Bristol Bearpit businesses to close over safety fears

Bristol Bearpit Image copyright Google
Image caption Police recorded 473 crimes at the Bearpit in the year to December 2017

Businesses trading beneath a Bristol roundabout are to cease trading over fears of anti-social behaviour.

Bristol City Council spent £1.2m improving the Bearpit beneath St James Barton Roundabout in 2014.

But Miriam Delogu, from the Bearpit Social, said that as promised "all activity will stop" on 1 March.

Traders have contacted police 300 times in the last year amid an increase in anti-social behaviour, including open drug use, verbal and physical abuse.

Ms Delogu said it was a "heartbreaking" decision but one "we've had to do for far too long".

Simon Green, of Bearritos, said in a blog earlier this year traders were "putting ourselves in danger every day we trade".

Image copyright Google
Image caption The Bearpit is surrounded by busy roads and is accessed by subways under the roundabout

Ms Delogu, also managing director of the Bearpit Bristol group, said she wanted the traders' decision to close to be a "wake-up call".

"All activity will stop until we can deal with the issues that have led us to close," she said.

She added the pressure of dealing with the anti-social behaviour was "quite relentless".

"We will take a hiatus to recharge our batteries, but we are committed more than ever to bring long-lasting social change to the St James Barton Roundabout," she said.

CCTV cameras

Thangam Debbonaire, MP for Bristol West, said threats and assaults on Bearpit workers were "unacceptable".

"I am very sad that conditions in the Bearpit have deteriorated to this point," she said.

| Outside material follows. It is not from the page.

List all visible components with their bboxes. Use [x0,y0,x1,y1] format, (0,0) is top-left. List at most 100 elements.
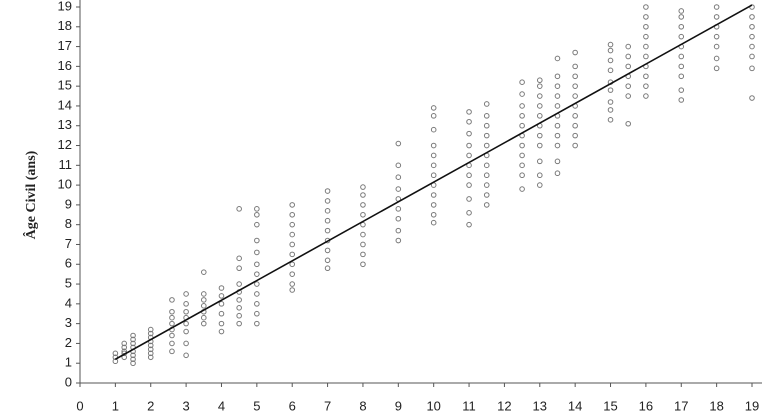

City council cabinet member Kye Dudd, said following the announcement he was "working with partners to get CCTV cameras installed soon to help deter anti-social behaviour", one of series of measures being taken.

A community event has been organised for Saturday to "celebrate this unique space in the heart of the city and to contribute to the first steps in a much-needed clean-up".